你一個又管财務,又管采購的,事情比較多。
再說,這也不是什麽大事。”張俊平笑呵呵的說道。
很大度,一點都沒有往心裏去的樣子。
但是,聽着魯國忠耳朵裏可就不一樣了。
張店長這是在敲打自己,你不把我當回事,可就别怪我拿你開刀了。
張俊平拎着暖壺回到張俊平辦公室,從空間裏拿出一個骨瓷茶杯。
拿着茶杯到樓下水龍頭上仔仔細細的刷了一遍,又到鍋爐房裏,接了熱水好好的燙了幾次。
張俊平還是有些不放心,直接來到畫店的食堂裏。
“張店長,您有什麽吩咐?”
“馬師傅,我這有個杯子,你給我那個鍋,放裏面煮一會。”
“張店長,你是想消毒吧?”
“是啊!這個杯子是我在國外買的,有近百年曆史了,也算一件古董杯子。
所以想着消消毒。”張俊平笑着解釋道。
“行,您交給我了。我先給您煮一遍,然後再給您用白醋泡一泡。
保證幹淨如新。”馬師傅拍着胸脯保證道。
“那行,麻煩馬師傅了。”張俊平道謝之後,離開了後院。
來到前面一樓營業廳。
畫店的門面是一棟二層的西式樓房,一樓是營業廳,賣名人字畫,賣文房四寶:筆墨紙硯,也賣各種繪畫工具,中國畫,西方畫都有。
二樓是辦公區和裝裱工作室。
後面還有一個挺大的院子,有十來間房子,被當成了倉庫、開水間,食堂。
看到張俊平進來,一個三十多歲的少婦,趕緊迎過來,“張店長,您有什麽吩咐?”
這個少婦算是畫店的一枝花了,是負責一樓銷售的主管陳麗君。
“陳姐,各種型号的宣紙都幫我拿一刀,再拿一套上好的毛筆,還有那個筆架也給我拿一個。

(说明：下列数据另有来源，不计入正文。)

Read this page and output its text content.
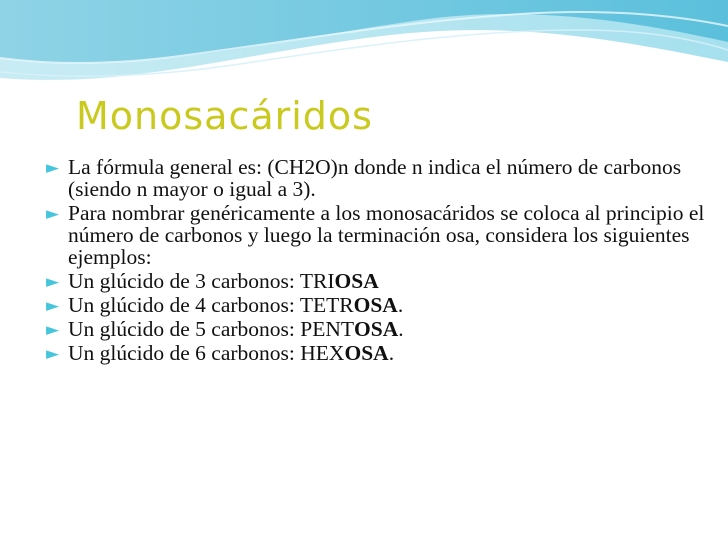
Monosacáridos
► La fórmula general es: (CH2O)n donde n indica el número de carbonos (siendo n mayor o igual a 3).
► Para nombrar genéricamente a los monosacáridos se coloca al principio el número de carbonos y luego la terminación osa, considera los siguientes ejemplos:
► Un glúcido de 3 carbonos: TRIOSA
► Un glúcido de 4 carbonos: TETROSA.
► Un glúcido de 5 carbonos: PENTOSA.
► Un glúcido de 6 carbonos: HEXOSA.
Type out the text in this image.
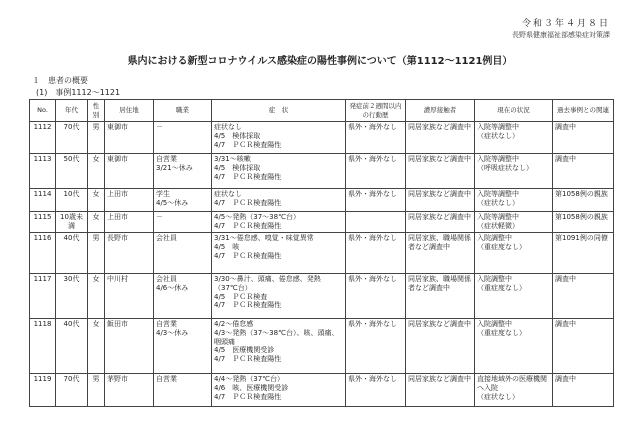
令和３年４月８日
長野県健康福祉部感染症対策課
県内における新型コロナウイルス感染症の陽性事例について（第1112～1121例目）
１　患者の概要
(1)　事例1112～1121
No.	年代	性別	居住地	職業	症　状	発症前２週間以内の行動歴	濃厚接触者	現在の状況	過去事例との関連
1112	70代	男	東御市	－	症状なし
4/5　検体採取
4/7　ＰＣＲ検査陽性	県外・海外なし	同居家族など調査中	入院等調整中
（症状なし）	調査中
1113	50代	女	東御市	自営業
3/21～休み	3/31～咳嗽
4/5　検体採取
4/7　ＰＣＲ検査陽性	県外・海外なし	同居家族など調査中	入院等調整中
（呼吸症状なし）	調査中
1114	10代	女	上田市	学生
4/5～休み	症状なし
4/7　ＰＣＲ検査陽性	県外・海外なし	同居家族など調査中	入院等調整中
（症状なし）	第1058例の親族
1115	10歳未満	女	上田市	－	4/5～発熱（37～38℃台）
4/7　ＰＣＲ検査陽性		同居家族など調査中	入院等調整中
（症状軽微）	第1058例の親族
1116	40代	男	長野市	会社員	3/31～倦怠感、嗅覚・味覚異常
4/5　咳
4/7　ＰＣＲ検査陽性	県外・海外なし	同居家族、職場関係者など調査中	入院調整中
（重症度なし）	第1091例の同僚
1117	30代	女	中川村	会社員
4/6～休み	3/30～鼻汁、頭痛、倦怠感、発熱（37℃台）
4/5　ＰＣＲ検査
4/7　ＰＣＲ検査陽性	県外・海外なし	同居家族、職場関係者など調査中	入院調整中
（重症度なし）	調査中
1118	40代	女	飯田市	自営業
4/3～休み	4/2～倦怠感
4/3～発熱（37～38℃台）、咳、頭痛、咽頭痛
4/5　医療機関受診
4/7　ＰＣＲ検査陽性	県外・海外なし	同居家族など調査中	入院調整中
（重症度なし）	調査中
1119	70代	男	茅野市	自営業	4/4～発熱（37℃台）
4/6　咳、医療機関受診
4/7　ＰＣＲ検査陽性	県外・海外なし	同居家族など調査中	直接地域外の医療機関へ入院
（症状なし）	調査中
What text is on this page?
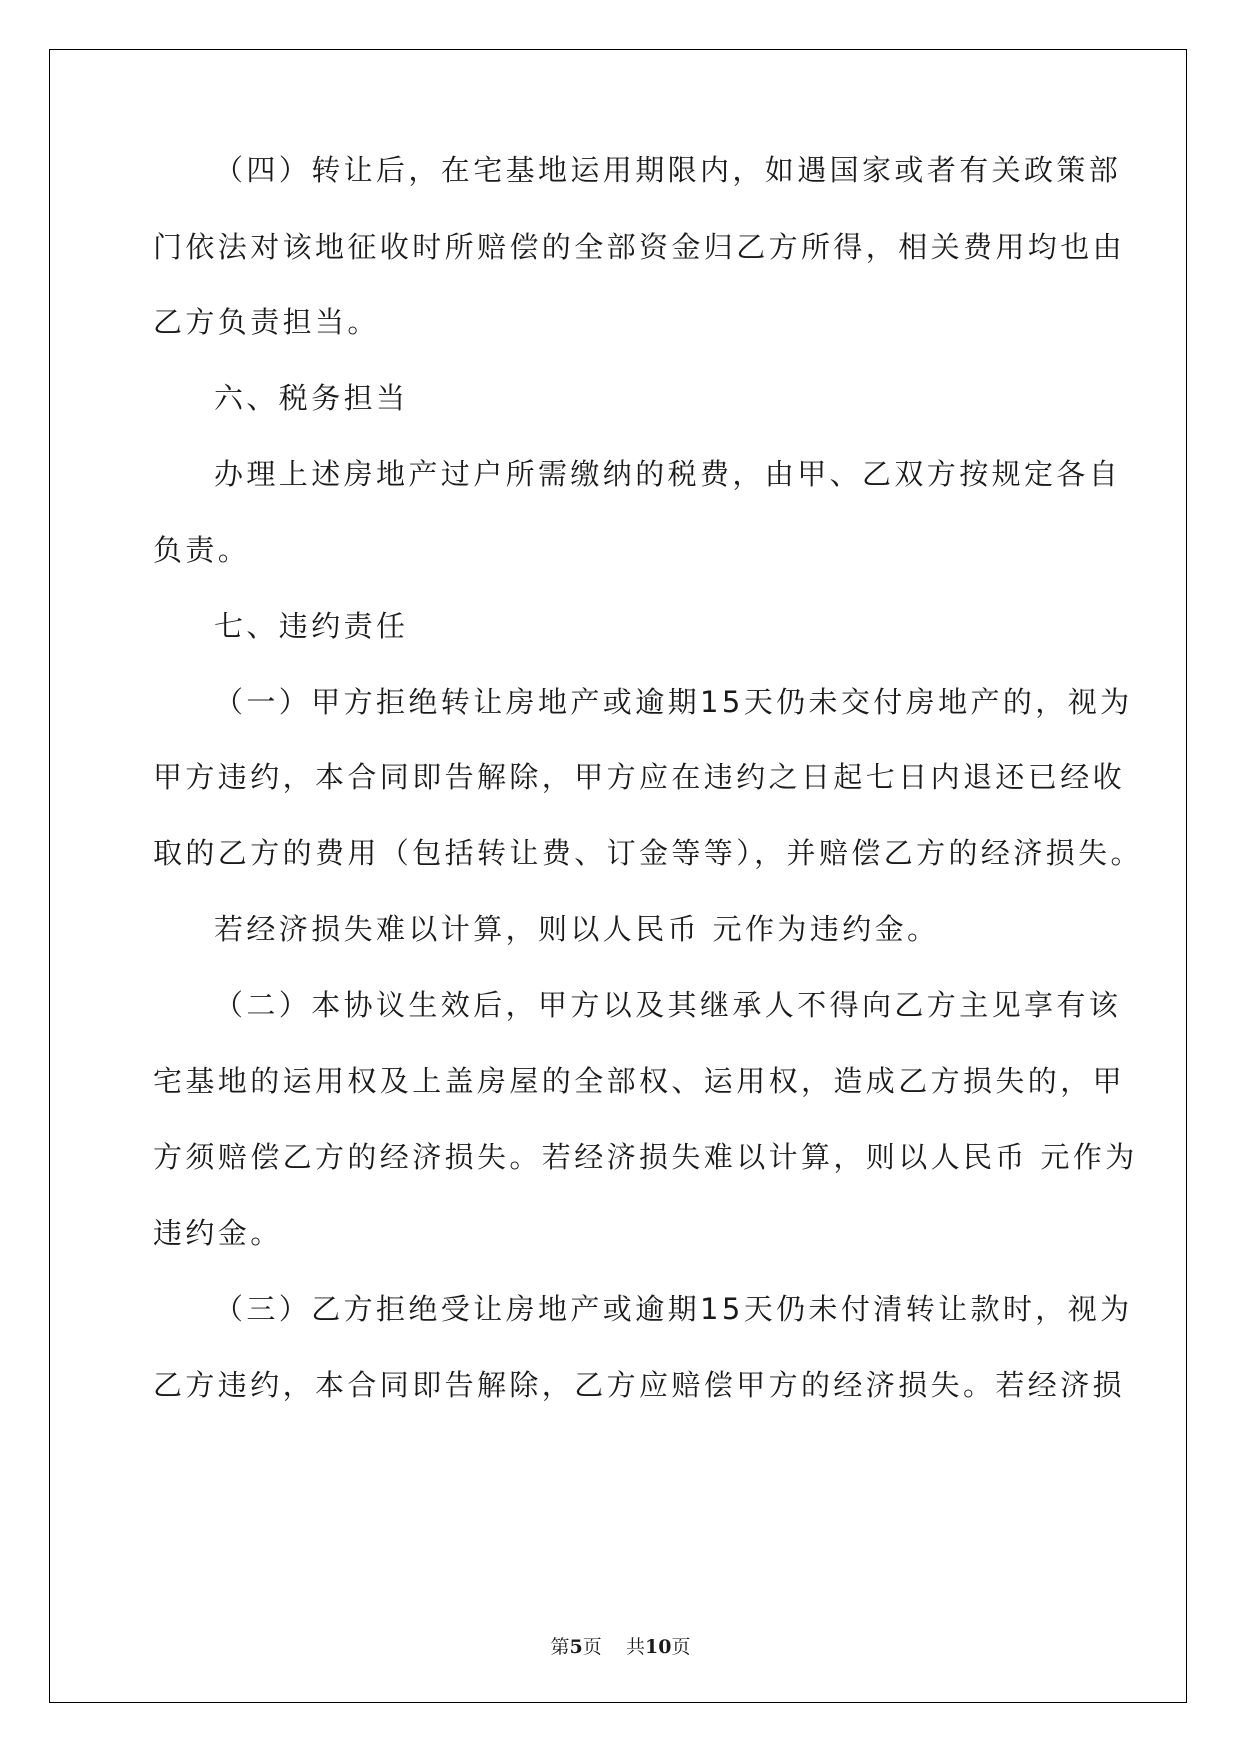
（四）转让后，在宅基地运用期限内，如遇国家或者有关政策部

门依法对该地征收时所赔偿的全部资金归乙方所得，相关费用均也由

乙方负责担当。

六、税务担当

办理上述房地产过户所需缴纳的税费，由甲、乙双方按规定各自

负责。

七、违约责任

（一）甲方拒绝转让房地产或逾期15天仍未交付房地产的，视为

甲方违约，本合同即告解除，甲方应在违约之日起七日内退还已经收

取的乙方的费用（包括转让费、订金等等），并赔偿乙方的经济损失。

若经济损失难以计算，则以人民币 元作为违约金。

（二）本协议生效后，甲方以及其继承人不得向乙方主见享有该

宅基地的运用权及上盖房屋的全部权、运用权，造成乙方损失的，甲

方须赔偿乙方的经济损失。若经济损失难以计算，则以人民币 元作为

违约金。

（三）乙方拒绝受让房地产或逾期15天仍未付清转让款时，视为

乙方违约，本合同即告解除，乙方应赔偿甲方的经济损失。若经济损

第5页 共10页
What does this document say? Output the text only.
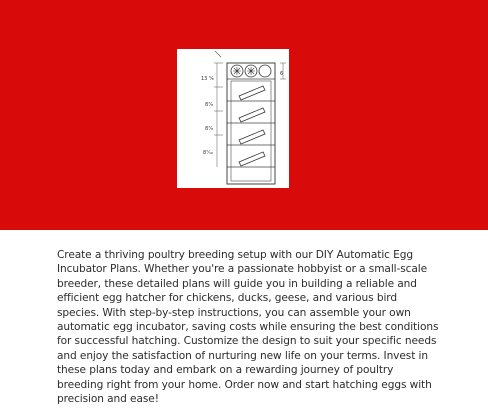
13 ⁵⁄₈
8⁷⁄₈
8⁷⁄₈
8⁷⁄₁₆
6

Create a thriving poultry breeding setup with our DIY Automatic Egg Incubator Plans. Whether you're a passionate hobbyist or a small-scale breeder, these detailed plans will guide you in building a reliable and efficient egg hatcher for chickens, ducks, geese, and various bird species. With step-by-step instructions, you can assemble your own automatic egg incubator, saving costs while ensuring the best conditions for successful hatching. Customize the design to suit your specific needs and enjoy the satisfaction of nurturing new life on your terms. Invest in these plans today and embark on a rewarding journey of poultry breeding right from your home. Order now and start hatching eggs with precision and ease!
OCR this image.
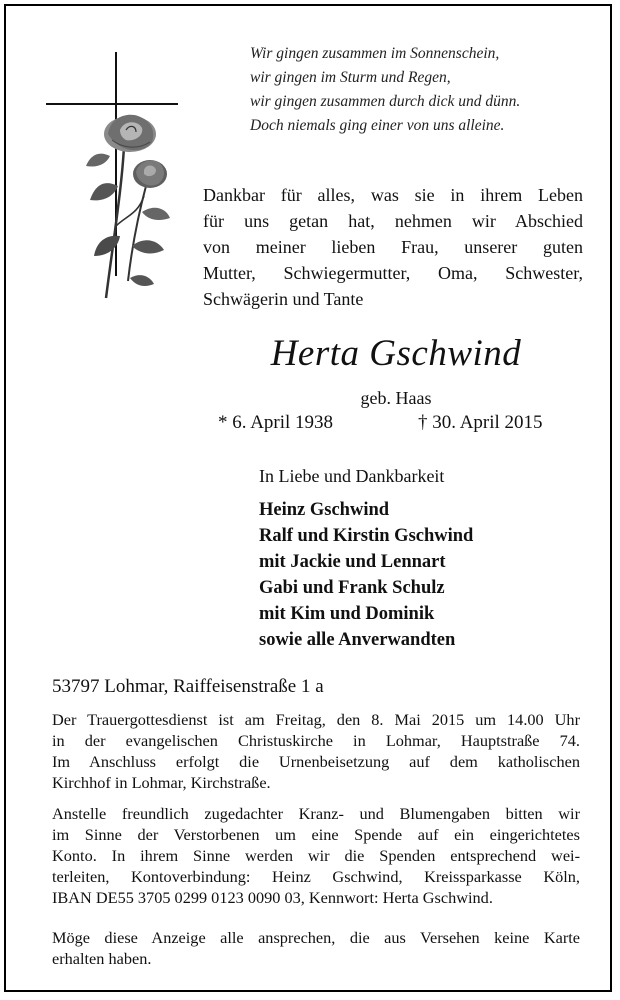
Wir gingen zusammen im Sonnenschein,
wir gingen im Sturm und Regen,
wir gingen zusammen durch dick und dünn.
Doch niemals ging einer von uns alleine.
Dankbar für alles, was sie in ihrem Leben
für uns getan hat, nehmen wir Abschied
von meiner lieben Frau, unserer guten
Mutter, Schwiegermutter, Oma, Schwester,
Schwägerin und Tante
Herta Gschwind
geb. Haas
* 6. April 1938	† 30. April 2015
In Liebe und Dankbarkeit
Heinz Gschwind
Ralf und Kirstin Gschwind
mit Jackie und Lennart
Gabi und Frank Schulz
mit Kim und Dominik
sowie alle Anverwandten
53797 Lohmar, Raiffeisenstraße 1 a
Der Trauergottesdienst ist am Freitag, den 8. Mai 2015 um 14.00 Uhr
in der evangelischen Christuskirche in Lohmar, Hauptstraße 74.
Im Anschluss erfolgt die Urnenbeisetzung auf dem katholischen
Kirchhof in Lohmar, Kirchstraße.
Anstelle freundlich zugedachter Kranz- und Blumengaben bitten wir
im Sinne der Verstorbenen um eine Spende auf ein eingerichtetes
Konto. In ihrem Sinne werden wir die Spenden entsprechend wei-
terleiten, Kontoverbindung: Heinz Gschwind, Kreissparkasse Köln,
IBAN DE55 3705 0299 0123 0090 03, Kennwort: Herta Gschwind.
Möge diese Anzeige alle ansprechen, die aus Versehen keine Karte
erhalten haben.
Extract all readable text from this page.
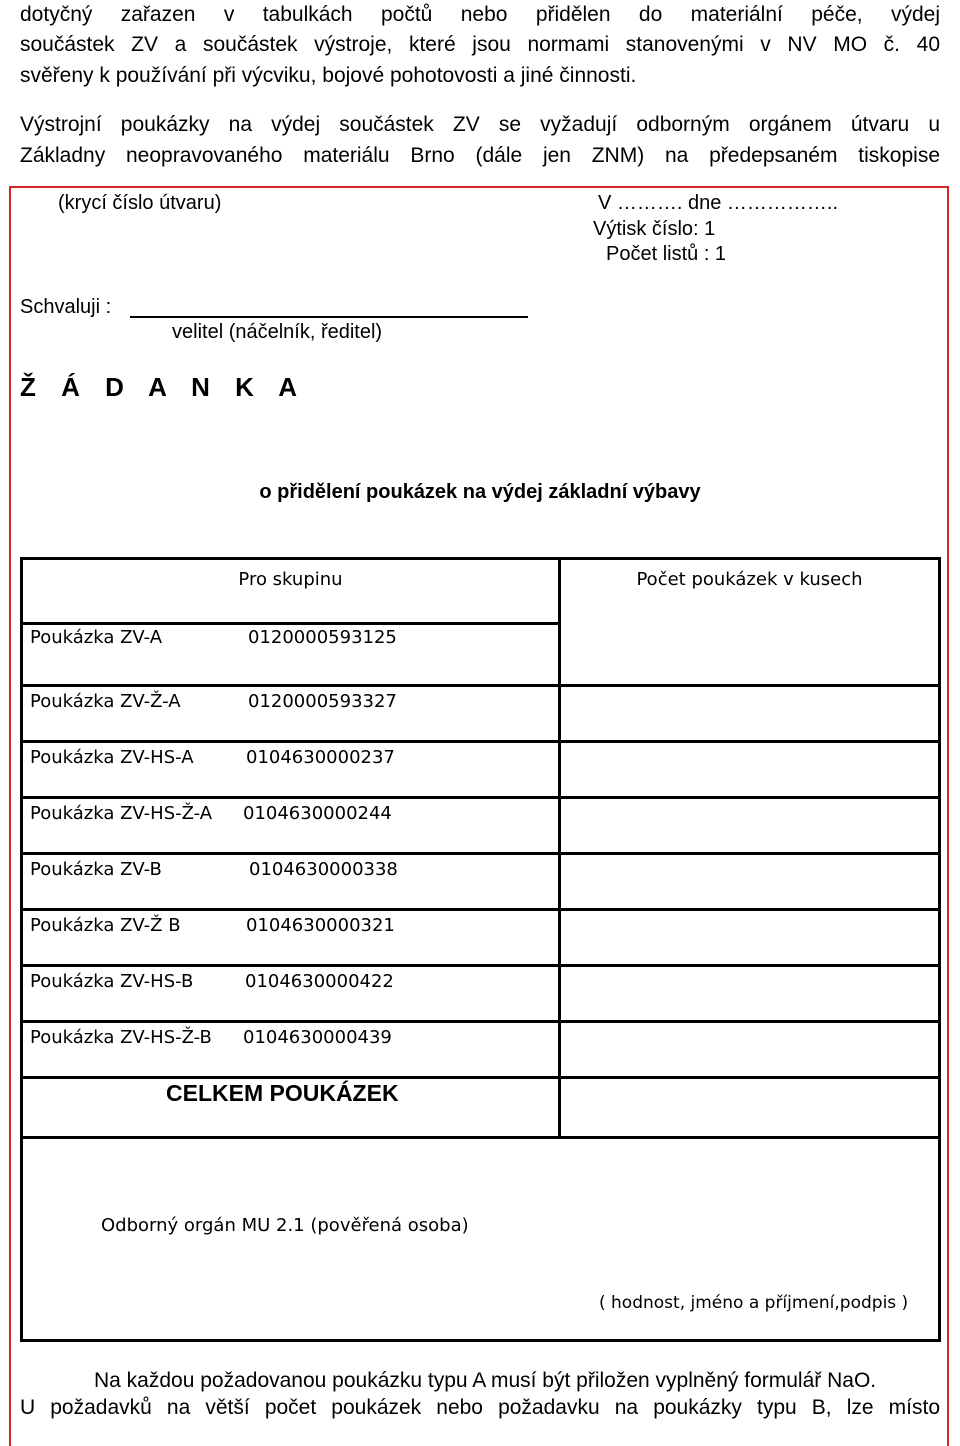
dotyčný zařazen v tabulkách počtů nebo přidělen do materiální péče, výdej
součástek ZV a součástek výstroje, které jsou normami stanovenými v NV MO č. 40
svěřeny k používání při výcviku, bojové pohotovosti a jiné činnosti.
Výstrojní poukázky na výdej součástek ZV se vyžadují odborným orgánem útvaru u
Základny neopravovaného materiálu Brno (dále jen ZNM) na předepsaném tiskopise
(krycí číslo útvaru)	V ………. dne ……………..
Výtisk číslo: 1
Počet listů : 1
Schvaluji :
velitel (náčelník, ředitel)
Ž Á D A N K A
o přidělení poukázek na výdej základní výbavy
Pro skupinu	Počet poukázek v kusech
Poukázka ZV-A	0120000593125
Poukázka ZV-Ž-A	0120000593327
Poukázka ZV-HS-A	0104630000237
Poukázka ZV-HS-Ž-A 0104630000244
Poukázka ZV-B	0104630000338
Poukázka ZV-Ž B	0104630000321
Poukázka ZV-HS-B	0104630000422
Poukázka ZV-HS-Ž-B 0104630000439
CELKEM POUKÁZEK
Odborný orgán MU 2.1 (pověřená osoba)
( hodnost, jméno a příjmení,podpis )
Na každou požadovanou poukázku typu A musí být přiložen vyplněný formulář NaO.
U požadavků na větší počet poukázek nebo požadavku na poukázky typu B, lze místo
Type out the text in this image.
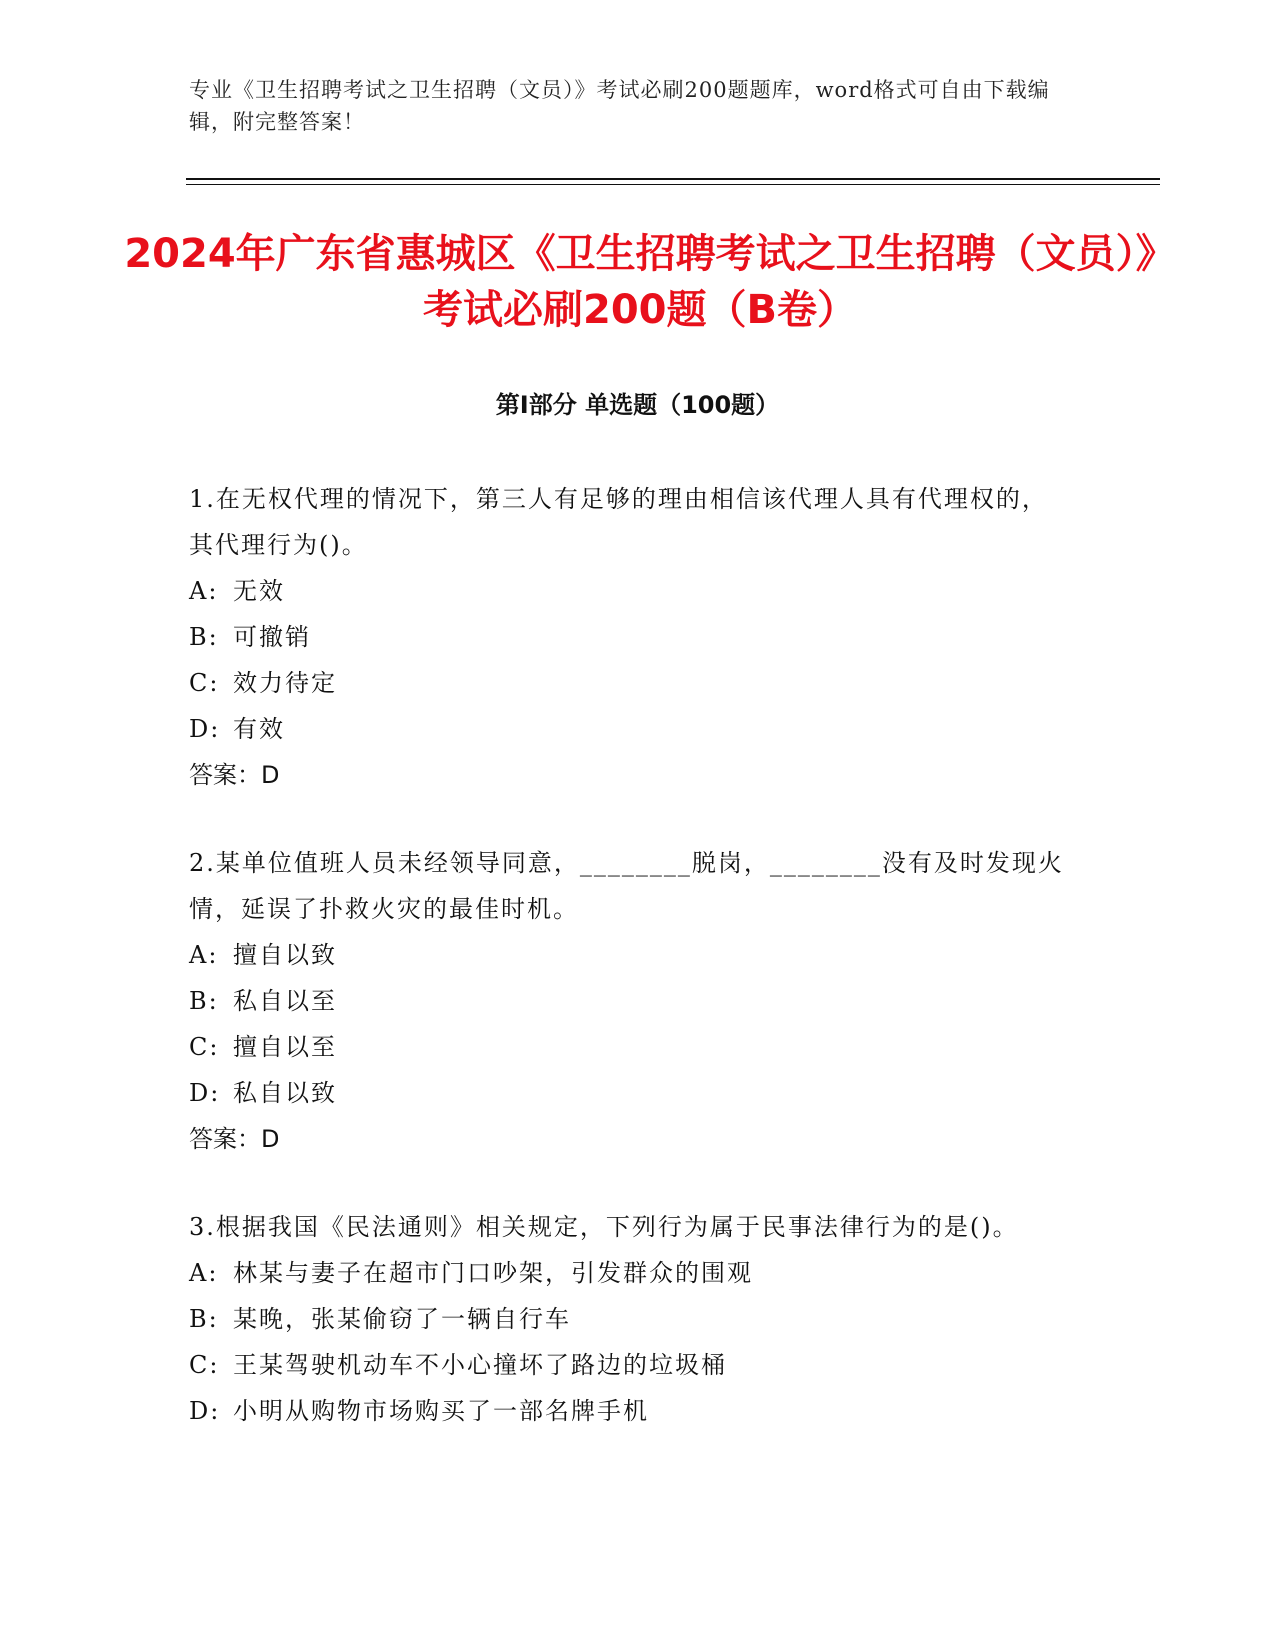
专业《卫生招聘考试之卫生招聘（文员）》考试必刷200题题库，word格式可自由下载编辑，附完整答案！
2024年广东省惠城区《卫生招聘考试之卫生招聘（文员）》考试必刷200题（B卷）
第Ⅰ部分 单选题（100题）
1.在无权代理的情况下，第三人有足够的理由相信该代理人具有代理权的，其代理行为()。
A: 无效
B: 可撤销
C: 效力待定
D: 有效
答案：D
2.某单位值班人员未经领导同意，________脱岗，________没有及时发现火情，延误了扑救火灾的最佳时机。
A: 擅自以致
B: 私自以至
C: 擅自以至
D: 私自以致
答案：D
3.根据我国《民法通则》相关规定，下列行为属于民事法律行为的是()。
A: 林某与妻子在超市门口吵架，引发群众的围观
B: 某晚，张某偷窃了一辆自行车
C: 王某驾驶机动车不小心撞坏了路边的垃圾桶
D: 小明从购物市场购买了一部名牌手机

開好票之後,交給魯科長就行。”張俊平笑着對陳麗君吩咐道。
“張店長,你看是開損耗還是……”陳麗君有些猶豫,你讓我開票,我開什麽票?
是損耗,還是殘次品折價銷售的票?
“陳姐,你應該聽說了,我不差錢。
所以,你就按照正常銷售開票就行。”張俊平看了一眼陳麗君笑着說道。
“哦!我知道了,我這就讓人給您送上去。”陳麗君忙點頭答應道。
“嗯,麻煩陳姐了!”張俊平客氣的笑道。
“張店長,我聽說咱們今年的年終福利,是您聯系的,都有啥啊?”一個四十來歲的大媽靠過來和張俊平套着近乎。
這位是營業廳的負責收字畫的營業員,叫郭美珍。
看到郭姐,張俊平就知道,曾經的畫店還是輝煌過。
郭姐年輕時候長的應該挺漂亮,隻是如今四十來歲,身材有些嚴重變形。
那就是所有的地方都開始巨大化。
嗯!就是中國版卡戴珊。
“郭姐,你想要什麽樣的福利啊?”張俊平笑着反問道。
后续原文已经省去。